Last weekend, I went back to Stanford for my 15th undergraduate reunion. I’ve been feeling all sort of ways since then! Grateful for the amazing time I had there as an 18- to 21-year-old and thankful for all the friendships I’ve developed over the years. And, now that we’re in our mid-30s, I’m so happy to see my classmates settled.
One of the most interesting takeaways from the reunion was our class panel where several of our classmates explored the topics of how to redefine success and how to develop resilience in this challenging world in the midst of setbacks.

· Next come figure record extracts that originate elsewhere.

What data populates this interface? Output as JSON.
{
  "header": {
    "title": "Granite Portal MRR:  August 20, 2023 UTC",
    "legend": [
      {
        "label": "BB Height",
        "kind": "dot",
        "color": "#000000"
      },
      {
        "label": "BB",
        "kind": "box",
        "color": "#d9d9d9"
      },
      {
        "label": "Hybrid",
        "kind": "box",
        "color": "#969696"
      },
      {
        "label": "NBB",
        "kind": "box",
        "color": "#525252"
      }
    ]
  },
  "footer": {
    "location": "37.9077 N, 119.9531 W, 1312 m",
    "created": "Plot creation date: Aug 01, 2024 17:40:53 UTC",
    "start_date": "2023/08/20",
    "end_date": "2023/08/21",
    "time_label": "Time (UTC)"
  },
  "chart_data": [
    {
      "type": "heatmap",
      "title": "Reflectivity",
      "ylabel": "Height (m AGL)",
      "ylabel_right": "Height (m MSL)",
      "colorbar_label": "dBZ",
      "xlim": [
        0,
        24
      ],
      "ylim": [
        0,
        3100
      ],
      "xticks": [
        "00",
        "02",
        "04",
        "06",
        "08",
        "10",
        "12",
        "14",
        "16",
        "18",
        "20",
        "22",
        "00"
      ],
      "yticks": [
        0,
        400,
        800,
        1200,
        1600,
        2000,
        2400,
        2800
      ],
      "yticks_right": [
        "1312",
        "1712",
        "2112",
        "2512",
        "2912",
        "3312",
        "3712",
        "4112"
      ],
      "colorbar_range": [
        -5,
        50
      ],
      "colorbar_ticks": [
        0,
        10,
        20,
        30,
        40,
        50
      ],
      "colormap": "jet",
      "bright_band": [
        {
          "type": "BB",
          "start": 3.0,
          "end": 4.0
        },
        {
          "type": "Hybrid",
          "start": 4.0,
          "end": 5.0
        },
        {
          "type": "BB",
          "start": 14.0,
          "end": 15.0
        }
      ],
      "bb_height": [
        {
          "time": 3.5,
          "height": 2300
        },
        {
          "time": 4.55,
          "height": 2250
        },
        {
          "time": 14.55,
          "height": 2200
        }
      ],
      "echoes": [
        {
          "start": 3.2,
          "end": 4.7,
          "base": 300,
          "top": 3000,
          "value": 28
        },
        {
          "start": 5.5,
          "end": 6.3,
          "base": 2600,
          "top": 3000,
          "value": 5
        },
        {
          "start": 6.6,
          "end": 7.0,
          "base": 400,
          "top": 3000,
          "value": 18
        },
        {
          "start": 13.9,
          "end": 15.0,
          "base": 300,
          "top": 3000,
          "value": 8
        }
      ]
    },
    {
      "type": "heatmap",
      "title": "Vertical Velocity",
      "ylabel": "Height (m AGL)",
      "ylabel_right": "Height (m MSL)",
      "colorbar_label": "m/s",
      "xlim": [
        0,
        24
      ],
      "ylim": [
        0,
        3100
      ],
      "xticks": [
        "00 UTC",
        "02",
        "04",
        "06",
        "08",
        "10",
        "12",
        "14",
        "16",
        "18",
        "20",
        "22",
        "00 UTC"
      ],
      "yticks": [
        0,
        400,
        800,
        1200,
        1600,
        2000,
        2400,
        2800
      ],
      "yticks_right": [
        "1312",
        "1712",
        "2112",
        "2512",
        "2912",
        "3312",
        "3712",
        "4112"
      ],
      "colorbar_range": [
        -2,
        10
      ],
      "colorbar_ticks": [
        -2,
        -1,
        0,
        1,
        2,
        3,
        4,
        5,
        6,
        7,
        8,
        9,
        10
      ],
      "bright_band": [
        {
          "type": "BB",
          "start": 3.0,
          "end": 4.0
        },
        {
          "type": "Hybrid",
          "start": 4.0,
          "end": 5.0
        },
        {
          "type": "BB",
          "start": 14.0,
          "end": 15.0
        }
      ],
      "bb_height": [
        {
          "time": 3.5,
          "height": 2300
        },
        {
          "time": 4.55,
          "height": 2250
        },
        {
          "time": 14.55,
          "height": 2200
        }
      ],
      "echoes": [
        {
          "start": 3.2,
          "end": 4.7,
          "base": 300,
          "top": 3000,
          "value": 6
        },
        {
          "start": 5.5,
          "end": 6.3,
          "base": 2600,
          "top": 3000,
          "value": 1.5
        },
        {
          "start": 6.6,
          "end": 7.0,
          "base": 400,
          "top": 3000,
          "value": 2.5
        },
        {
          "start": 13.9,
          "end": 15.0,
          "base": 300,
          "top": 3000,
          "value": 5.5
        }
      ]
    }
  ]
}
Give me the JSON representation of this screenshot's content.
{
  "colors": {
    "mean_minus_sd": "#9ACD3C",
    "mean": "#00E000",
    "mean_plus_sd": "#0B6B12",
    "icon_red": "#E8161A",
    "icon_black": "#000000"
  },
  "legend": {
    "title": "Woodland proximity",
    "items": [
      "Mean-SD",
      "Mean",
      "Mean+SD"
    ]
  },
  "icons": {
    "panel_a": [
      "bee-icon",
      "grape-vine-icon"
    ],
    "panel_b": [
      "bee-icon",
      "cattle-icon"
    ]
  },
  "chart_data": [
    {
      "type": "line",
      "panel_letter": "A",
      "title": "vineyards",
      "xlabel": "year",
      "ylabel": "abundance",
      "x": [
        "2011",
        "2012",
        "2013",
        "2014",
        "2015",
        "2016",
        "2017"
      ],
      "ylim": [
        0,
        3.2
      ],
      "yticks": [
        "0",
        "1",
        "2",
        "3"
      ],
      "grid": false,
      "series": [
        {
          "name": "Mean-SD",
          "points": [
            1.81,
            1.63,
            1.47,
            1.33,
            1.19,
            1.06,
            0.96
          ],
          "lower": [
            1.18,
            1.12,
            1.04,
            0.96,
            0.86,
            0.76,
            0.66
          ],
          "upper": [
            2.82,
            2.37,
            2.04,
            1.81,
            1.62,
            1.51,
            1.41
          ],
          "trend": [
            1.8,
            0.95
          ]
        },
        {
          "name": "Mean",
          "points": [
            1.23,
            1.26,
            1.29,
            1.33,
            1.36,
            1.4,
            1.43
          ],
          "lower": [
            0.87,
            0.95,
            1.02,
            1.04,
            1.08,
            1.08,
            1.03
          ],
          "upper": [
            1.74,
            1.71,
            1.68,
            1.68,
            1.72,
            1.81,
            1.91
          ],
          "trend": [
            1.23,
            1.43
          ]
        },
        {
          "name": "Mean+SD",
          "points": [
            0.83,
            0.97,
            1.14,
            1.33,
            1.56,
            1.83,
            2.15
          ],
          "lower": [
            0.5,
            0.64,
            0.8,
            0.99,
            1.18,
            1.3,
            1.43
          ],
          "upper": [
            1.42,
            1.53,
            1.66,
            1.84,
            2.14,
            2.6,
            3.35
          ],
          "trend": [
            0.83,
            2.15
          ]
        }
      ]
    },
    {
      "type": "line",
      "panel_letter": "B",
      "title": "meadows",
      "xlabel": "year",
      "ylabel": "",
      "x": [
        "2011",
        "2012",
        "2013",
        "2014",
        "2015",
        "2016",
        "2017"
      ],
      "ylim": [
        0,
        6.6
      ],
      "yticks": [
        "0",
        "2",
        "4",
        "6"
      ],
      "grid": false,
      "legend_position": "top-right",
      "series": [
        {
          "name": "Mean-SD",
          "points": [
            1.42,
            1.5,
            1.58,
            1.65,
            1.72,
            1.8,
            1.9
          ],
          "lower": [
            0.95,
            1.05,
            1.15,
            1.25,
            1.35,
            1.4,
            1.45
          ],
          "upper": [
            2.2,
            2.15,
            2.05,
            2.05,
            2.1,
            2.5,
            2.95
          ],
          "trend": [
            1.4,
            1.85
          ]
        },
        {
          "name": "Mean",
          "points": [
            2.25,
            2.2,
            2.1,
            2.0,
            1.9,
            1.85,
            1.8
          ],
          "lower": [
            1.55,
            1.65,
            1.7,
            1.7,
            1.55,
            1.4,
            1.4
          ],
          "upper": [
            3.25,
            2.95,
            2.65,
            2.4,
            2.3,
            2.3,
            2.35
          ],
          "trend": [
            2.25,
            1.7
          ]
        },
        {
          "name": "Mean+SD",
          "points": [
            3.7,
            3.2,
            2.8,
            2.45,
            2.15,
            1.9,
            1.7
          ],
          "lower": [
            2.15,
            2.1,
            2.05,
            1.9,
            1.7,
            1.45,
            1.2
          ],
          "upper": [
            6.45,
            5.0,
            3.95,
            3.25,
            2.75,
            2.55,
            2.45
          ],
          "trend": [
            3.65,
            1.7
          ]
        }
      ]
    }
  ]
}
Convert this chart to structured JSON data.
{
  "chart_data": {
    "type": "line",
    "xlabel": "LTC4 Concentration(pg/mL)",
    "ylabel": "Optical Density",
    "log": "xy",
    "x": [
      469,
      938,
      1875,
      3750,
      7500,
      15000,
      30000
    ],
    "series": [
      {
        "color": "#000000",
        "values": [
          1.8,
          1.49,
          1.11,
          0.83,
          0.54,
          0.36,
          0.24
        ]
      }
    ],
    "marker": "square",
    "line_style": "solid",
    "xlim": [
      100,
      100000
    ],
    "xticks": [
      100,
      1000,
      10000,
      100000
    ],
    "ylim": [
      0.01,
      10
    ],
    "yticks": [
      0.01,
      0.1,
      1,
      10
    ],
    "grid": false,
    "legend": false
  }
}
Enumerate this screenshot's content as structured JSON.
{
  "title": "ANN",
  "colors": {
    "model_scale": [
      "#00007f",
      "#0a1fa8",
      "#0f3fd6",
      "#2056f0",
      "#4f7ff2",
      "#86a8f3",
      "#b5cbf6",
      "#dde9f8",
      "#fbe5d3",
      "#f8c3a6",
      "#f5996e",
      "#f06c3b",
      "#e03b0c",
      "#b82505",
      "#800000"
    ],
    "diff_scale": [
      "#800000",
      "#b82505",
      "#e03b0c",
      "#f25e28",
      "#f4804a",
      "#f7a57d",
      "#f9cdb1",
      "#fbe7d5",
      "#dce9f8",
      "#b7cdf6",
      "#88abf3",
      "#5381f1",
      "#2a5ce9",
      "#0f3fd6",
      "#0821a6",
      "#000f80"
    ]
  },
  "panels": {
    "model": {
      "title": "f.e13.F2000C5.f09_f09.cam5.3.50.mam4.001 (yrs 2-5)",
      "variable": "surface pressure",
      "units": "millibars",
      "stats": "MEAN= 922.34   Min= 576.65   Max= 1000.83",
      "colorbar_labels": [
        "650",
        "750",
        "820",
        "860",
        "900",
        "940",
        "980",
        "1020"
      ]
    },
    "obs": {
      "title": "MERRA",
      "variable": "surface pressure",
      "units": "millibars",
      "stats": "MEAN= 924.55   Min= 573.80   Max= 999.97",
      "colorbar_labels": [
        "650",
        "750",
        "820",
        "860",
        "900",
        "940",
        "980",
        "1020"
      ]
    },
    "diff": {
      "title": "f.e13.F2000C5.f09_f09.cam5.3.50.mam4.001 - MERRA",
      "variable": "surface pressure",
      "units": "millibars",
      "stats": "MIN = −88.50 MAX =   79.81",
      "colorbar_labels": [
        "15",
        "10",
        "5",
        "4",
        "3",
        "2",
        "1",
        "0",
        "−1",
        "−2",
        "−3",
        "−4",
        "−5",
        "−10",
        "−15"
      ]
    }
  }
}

As Stanford graduates, we often have the expectation that we will have been successful, achieved certain things, fixed the world’s problems, and made a positive impact on other people’s lives by certain age—that is, now! Everyone wants to leave a legacy and many classmates talked about the pressure to have done that by our 15th reunion.
For the past few years, I’ve been on a journey to redefine success at Heels & Yield. It’s so exciting to see my classmates doing the same and to know that I’m not alone.
One of my classmates Melissa had her whole life mapped out to become an astronaut. Then she received the disappointing news that she couldn’t pursue that career because of her eyesight. Instead, she became a life coach in the military. She shared her journey, how she found herself, and her favorite quote from Howard Thurman:
She was empowering people to find what they can offer to the world.
As we’re wrapping up another year, I also feel motivated to get more done before January. I’m feeling the pressure because there's so much more to do.
But I’ve also realized over the years that good things take time to build. I know it’s not what we like to hear, but it’s true. Building something that matters, growing as a person, or achieving your goals takes time. And more than time, it takes patience, strategy, grit, and a new definition of holistic wealth.
Success doesn’t happen overnight and will require us to commit to the journey fully. Notice I said journey not the easy 1-2-3-4-5-6-7-step plan.
I’ve found the journey easier when I draw on my faith and spirituality. For me, faith gives me hope. In today’s world, we often consider dependency to be a weakness. We’re taught that we don’t need anyone and we should figure things out on our own. We’re also taught to focus on our minds and not her hearts. I’ve found that maturing as a person has less to do with my mind than with my heart. A lot of times we’re told we should do this by this age, and we have to do this to be successful, but I’ve found that this is not sustainable (doing this out of fear, out of desire for acceptance or will power alone is not sustainable for me) and what works for me, is when my heart changes and this often happens when we have faith and we trust in something greater.
As I experienced life after college, I learned to depend on a spiritual family for support. I discovered that community is the antidote to loneliness, fatigue, defeat, and despair during setbacks. For me, having a church family in addition to family, loved ones, and friends is important. No matter where you find your community, it’s important, because we need others to walk with us, work with us, watch out for us, wait and weep with us, and witness with us.
Strategy helps you to move forward with clarity, competence, and confidence (3C’s). What’s your strategy for navigating life’s up and downs? Have you given yourself time and space to think through your strategy—for your life, career or business?